Sunday, November 25, 2012

Lagu dan Kepribadian

Sesungguhnya, lagu memiliki pengaruh yang besar terhadap kepribadian seseorang. Lagu tidak hanya sebatas alunan nada-nada yang dihasilkan instrumen musik berlirikkan syair yang dilantukan oleh penyanyinya. Lebih dari itu, lagu adalah cerminan yang merepresentasikan keadaan atau lingkungan bahkan zaman melalui tangan penciptanya.

Karya seni yang seringkali dianggap sebagai salah satu bentuk hiburan ini nyatanya bisa mempengaruhi pendengarnya lewat musik dan liriknya. Hal ini tidak bisa dilepaskan dari bagaimana seseorang itu untuk pertama kali bertemu dengan lagu yang didengarnya. Bilanglah seseorang mendengarkan lagu-lagu pop untuk pertama kali, maka dia pun akan memilih lagu-lagu pop sebagai sesuatu yang disukai dan diminatinya, sebagaimana lagu tersebut memang diniatkan sebagai lagu pop yang ngetren di kalangan banyak orang.

Dia akan cenderung suka dan memilih lagu-lagu pop yang umum, tidak njelimet, dan mudah dicerna (baca: dinikmati). Dan hal ini berpengaruh juga terhadap kesukaan dia dalam memilah dan memilih sesuatu yang pop selain lagu. Mungkin masalah fashion dan style, informasi dan teknologi, program-program televisi dan lain sebagainya.

Lain halnya dengan mereka yang lebih suka mendengar lagu-lagu lokal atau kedaerahan. Seseorang yang terbiasa mendengar gamelan Sunda dengan sinden sebagai penyanyinya, misalnya, mungkin akan merasa keberatan jika telinganya harus mendengar lagu-lagu metal atau underground. Bukannya menikmati, dia mungkin akan berkata sinis tentang genre lagu tersebut. Disebut lagu urakan-lah, brang-breng-brong-lah, teu pararuguh-lah (tidak jelas) dan perkataan sinis lainnya. Tentu, pengalaman empiris seseorang “berkenalan” dengan lagu juga tidak bisa dilepaskan dari pengaruh lingkungan dan budayanya. Dan ini akan tampak pula dari sikap orang itu.

Namun demikian, tidak berarti bahwa seseorang akan tetap dengan satu genre lagu saja. Mengingat manusia adalah makhluk yang "penasaran”, suka hal-hal baru, eksploratif dan dinamis, maka bukan tak mungkin dia pun akan menambah referensi genre lagunya. Dia akan memilah-milih lagu dan genre-nya yang menurutnya enak untuk dinikmati. Seseorang yang pada awalnya suka dengan lagu-lagu nasional bisa jadi suka juga dengan lagu-lagu barat ber-genre ska, grunge bahkan punk.

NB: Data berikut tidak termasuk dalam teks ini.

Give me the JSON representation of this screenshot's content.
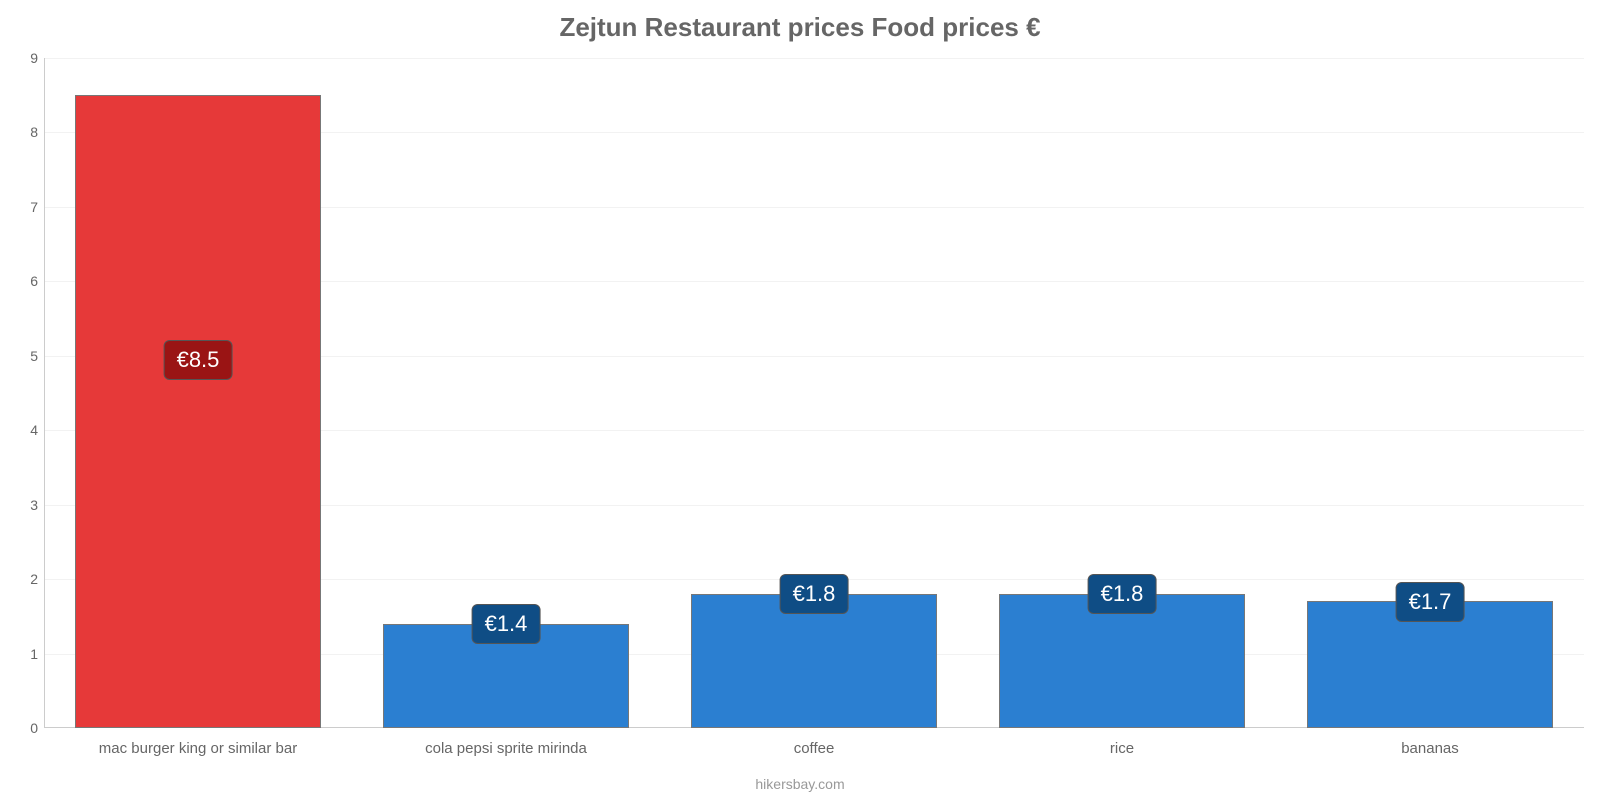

Dengan begitu, kepribadian seseorang pun tidak akan selamanya tetap pada satu sifat. Seseorang yang pada awalnya berkepribadian sanguinis, bisa jadi menjadi sangat koleris bahkan melankolis. Hal ini disebabkan tidak hanya karena musik dari lagunya saja akan tetapi juga dari liriknya. Patut diperhatikan jika musik akan selalu berharmonisasi dengan lirik lagunya. Musik pop yang mellow tentu akan memiliki lirik yang mellow juga, begitu juga musik yang nge-rock. Akan sangat aneh sekiranya musik ber-genre balada memiliki lirik bertemakan politik, walau hal ini bukan tidak mungkin.

Satu yang pasti, lagu, baik itu lewat musik maupun liriknya, bisa menjadikan seseorang berkepribadian sanguinis, koleris, melankolis, atau phelgmatis. Akan tetapi, tidak berarti seseorang hanya memiliki satu kepribadian saja, karena setiap manusia pasti punya keempat kepribadian itu dalam dirinya. Permasalahannya hanya soal dominasi saja, apakah seseorang itu lebih dominan sanguinis, koleris, melankolis atau phlegmatis.

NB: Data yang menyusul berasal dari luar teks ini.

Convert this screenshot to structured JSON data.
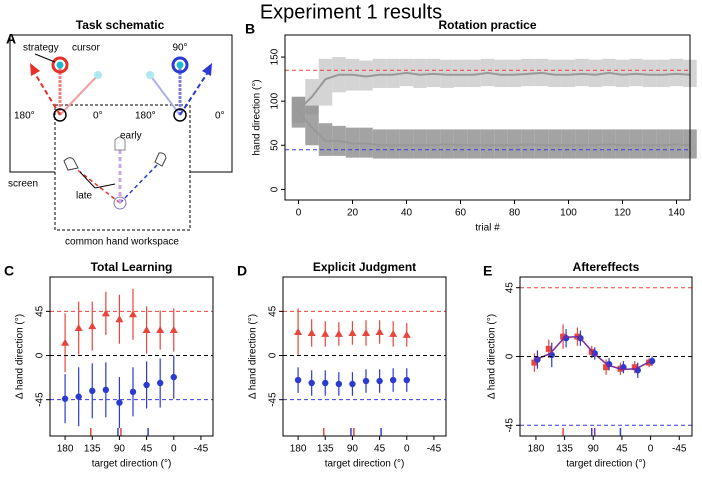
{
  "title": "Experiment 1 results",
  "schematic": {
    "title": "Task schematic",
    "panel_label": "A",
    "strategy": "strategy",
    "cursor": "cursor",
    "target_label": "90°",
    "left_180": "180°",
    "left_0": "0°",
    "right_180": "180°",
    "right_0": "0°",
    "early": "early",
    "late": "late",
    "screen": "screen",
    "workspace": "common hand workspace"
  },
  "chart_data": [
    {
      "type": "line",
      "title": "Rotation practice",
      "panel_label": "B",
      "xlabel": "trial #",
      "ylabel": "hand direction (°)",
      "xlim": [
        -5,
        145
      ],
      "ylim": [
        -12,
        175
      ],
      "xticks": [
        0,
        20,
        40,
        60,
        80,
        100,
        120,
        140
      ],
      "yticks": [
        0,
        50,
        100,
        150
      ],
      "hlines": [
        {
          "value": 135,
          "color": "#e8453c"
        },
        {
          "value": 45,
          "color": "#3b3bd6"
        }
      ],
      "series": [
        {
          "color": "#999999",
          "band_color": "#c9c9c9",
          "x": [
            0,
            5,
            10,
            15,
            20,
            25,
            30,
            35,
            40,
            45,
            50,
            55,
            60,
            65,
            70,
            75,
            80,
            85,
            90,
            95,
            100,
            105,
            110,
            115,
            120,
            125,
            130,
            135,
            140,
            145
          ],
          "values": [
            90,
            105,
            125,
            130,
            130,
            128,
            130,
            130,
            132,
            130,
            131,
            130,
            130,
            130,
            132,
            130,
            130,
            131,
            132,
            130,
            130,
            131,
            130,
            132,
            130,
            131,
            130,
            130,
            131,
            130
          ],
          "low": [
            75,
            85,
            95,
            110,
            112,
            112,
            115,
            115,
            117,
            115,
            116,
            115,
            116,
            116,
            117,
            116,
            116,
            117,
            117,
            116,
            116,
            117,
            116,
            117,
            116,
            117,
            116,
            116,
            117,
            116
          ],
          "high": [
            105,
            125,
            148,
            150,
            148,
            146,
            148,
            148,
            148,
            148,
            148,
            147,
            147,
            147,
            148,
            147,
            147,
            148,
            148,
            147,
            147,
            148,
            147,
            148,
            147,
            148,
            147,
            147,
            148,
            147
          ]
        },
        {
          "color": "#999999",
          "band_color": "#8c8c8c",
          "x": [
            0,
            5,
            10,
            15,
            20,
            25,
            30,
            35,
            40,
            45,
            50,
            55,
            60,
            65,
            70,
            75,
            80,
            85,
            90,
            95,
            100,
            105,
            110,
            115,
            120,
            125,
            130,
            135,
            140,
            145
          ],
          "values": [
            88,
            70,
            55,
            55,
            52,
            52,
            50,
            50,
            50,
            50,
            50,
            51,
            50,
            50,
            50,
            50,
            50,
            51,
            50,
            50,
            50,
            50,
            50,
            51,
            50,
            50,
            50,
            50,
            51,
            50
          ],
          "low": [
            70,
            50,
            38,
            38,
            36,
            36,
            35,
            35,
            35,
            35,
            35,
            35,
            35,
            35,
            35,
            35,
            35,
            35,
            35,
            35,
            35,
            35,
            35,
            35,
            35,
            35,
            35,
            35,
            35,
            35
          ],
          "high": [
            105,
            95,
            75,
            72,
            70,
            70,
            68,
            68,
            68,
            68,
            68,
            68,
            68,
            68,
            68,
            68,
            68,
            68,
            68,
            68,
            68,
            68,
            68,
            68,
            68,
            68,
            68,
            68,
            68,
            68
          ]
        }
      ]
    },
    {
      "type": "scatter",
      "title": "Total Learning",
      "panel_label": "C",
      "xlabel": "target direction (°)",
      "ylabel": "Δ hand direction (°)",
      "xlim": [
        205,
        -65
      ],
      "ylim": [
        -82,
        80
      ],
      "xticks": [
        180,
        135,
        90,
        45,
        0,
        -45
      ],
      "yticks": [
        -45,
        0,
        45
      ],
      "x": [
        180,
        157.5,
        135,
        112.5,
        90,
        67.5,
        45,
        22.5,
        0
      ],
      "hlines": [
        {
          "value": 45,
          "color": "#e8453c"
        },
        {
          "value": 0,
          "color": "#000000"
        },
        {
          "value": -45,
          "color": "#3b3bd6"
        }
      ],
      "target_marks": [
        {
          "value": 135,
          "color": "#e8453c"
        },
        {
          "value": 90,
          "color": "#e8453c"
        },
        {
          "value": 90,
          "color": "#3b3bd6"
        },
        {
          "value": 45,
          "color": "#3b3bd6"
        }
      ],
      "series": [
        {
          "color": "#e8453c",
          "marker": "triangle",
          "values": [
            13,
            28,
            30,
            43,
            37,
            42,
            26,
            26,
            26
          ],
          "errors": [
            30,
            27,
            25,
            22,
            25,
            26,
            24,
            20,
            22
          ]
        },
        {
          "color": "#2b3bd0",
          "marker": "circle",
          "values": [
            -44,
            -42,
            -36,
            -35,
            -48,
            -37,
            -30,
            -28,
            -22
          ],
          "errors": [
            25,
            30,
            28,
            28,
            26,
            25,
            24,
            25,
            22
          ]
        }
      ]
    },
    {
      "type": "scatter",
      "title": "Explicit Judgment",
      "panel_label": "D",
      "xlabel": "target direction (°)",
      "ylabel": "Δ hand direction (°)",
      "xlim": [
        205,
        -65
      ],
      "ylim": [
        -82,
        80
      ],
      "xticks": [
        180,
        135,
        90,
        45,
        0,
        -45
      ],
      "yticks": [
        -45,
        0,
        45
      ],
      "x": [
        180,
        157.5,
        135,
        112.5,
        90,
        67.5,
        45,
        22.5,
        0
      ],
      "hlines": [
        {
          "value": 45,
          "color": "#e8453c"
        },
        {
          "value": 0,
          "color": "#000000"
        },
        {
          "value": -45,
          "color": "#3b3bd6"
        }
      ],
      "target_marks": [
        {
          "value": 135,
          "color": "#e8453c"
        },
        {
          "value": 90,
          "color": "#e8453c"
        },
        {
          "value": 90,
          "color": "#3b3bd6"
        },
        {
          "value": 45,
          "color": "#3b3bd6"
        }
      ],
      "series": [
        {
          "color": "#e8453c",
          "marker": "triangle",
          "values": [
            24,
            23,
            22,
            22,
            23,
            23,
            24,
            22,
            21
          ],
          "errors": [
            24,
            14,
            13,
            12,
            12,
            13,
            12,
            13,
            12
          ]
        },
        {
          "color": "#2b3bd0",
          "marker": "circle",
          "values": [
            -25,
            -28,
            -28,
            -29,
            -29,
            -26,
            -26,
            -25,
            -25
          ],
          "errors": [
            13,
            13,
            13,
            12,
            12,
            12,
            12,
            12,
            12
          ]
        }
      ]
    },
    {
      "type": "scatter",
      "title": "Aftereffects",
      "panel_label": "E",
      "xlabel": "target direction (°)",
      "ylabel": "Δ hand direction (°)",
      "xlim": [
        205,
        -65
      ],
      "ylim": [
        -52,
        52
      ],
      "xticks": [
        180,
        135,
        90,
        45,
        0,
        -45
      ],
      "yticks": [
        -45,
        0,
        45
      ],
      "x": [
        180,
        157.5,
        135,
        112.5,
        90,
        67.5,
        45,
        22.5,
        0
      ],
      "hlines": [
        {
          "value": 45,
          "color": "#e8453c"
        },
        {
          "value": 0,
          "color": "#000000"
        },
        {
          "value": -45,
          "color": "#3b3bd6"
        }
      ],
      "target_marks": [
        {
          "value": 135,
          "color": "#e8453c"
        },
        {
          "value": 90,
          "color": "#e8453c"
        },
        {
          "value": 90,
          "color": "#3b3bd6"
        },
        {
          "value": 90,
          "color": "#8a3ab0"
        },
        {
          "value": 45,
          "color": "#3b3bd6"
        }
      ],
      "series": [
        {
          "color": "#e8453c",
          "marker": "square",
          "values": [
            -4,
            5,
            13,
            13,
            3,
            -7,
            -8,
            -7,
            -4
          ],
          "errors": [
            6,
            6,
            8,
            6,
            4,
            5,
            4,
            4,
            3
          ]
        },
        {
          "color": "#2b3bd0",
          "marker": "circle",
          "values": [
            -2,
            1,
            12,
            12,
            2,
            -5,
            -7,
            -9,
            -3
          ],
          "errors": [
            6,
            8,
            6,
            5,
            4,
            4,
            4,
            5,
            3
          ]
        },
        {
          "color": "#7a2a9a",
          "marker": "line",
          "values": [
            -2,
            2,
            12.5,
            13,
            2.5,
            -5.5,
            -8.5,
            -8,
            -3
          ]
        }
      ]
    }
  ]
}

Selain itu, musik juga efektif untuk “memaksa” seseorang suka dengan genre lagu tertentu. Seperti yang kita tahu, kekuatan lagu itu ada pada reffrein-nya, pengulangannya. Seseorang bisa jadi tidak suka sebuah lagu dari satu penyanyi atau band tertentu. Tetapi, seandainya lagu itu diputar dan diputar sehingga alunan musik dan liriknya terngiang di kepalanya, maka hati pun terbuka lantas menerima lagu itu sebagai lagu yang dinikmatinya. Di sinilah bawah sadar bekerja untuk menerima lagu yang pada awalnya tidak disukai itu, meski kenyataanya lagu itu memang tidak disukainya. Seiring itu, kepribadian pun akan berubah dengan sendirinya walau tidak secara signifikan.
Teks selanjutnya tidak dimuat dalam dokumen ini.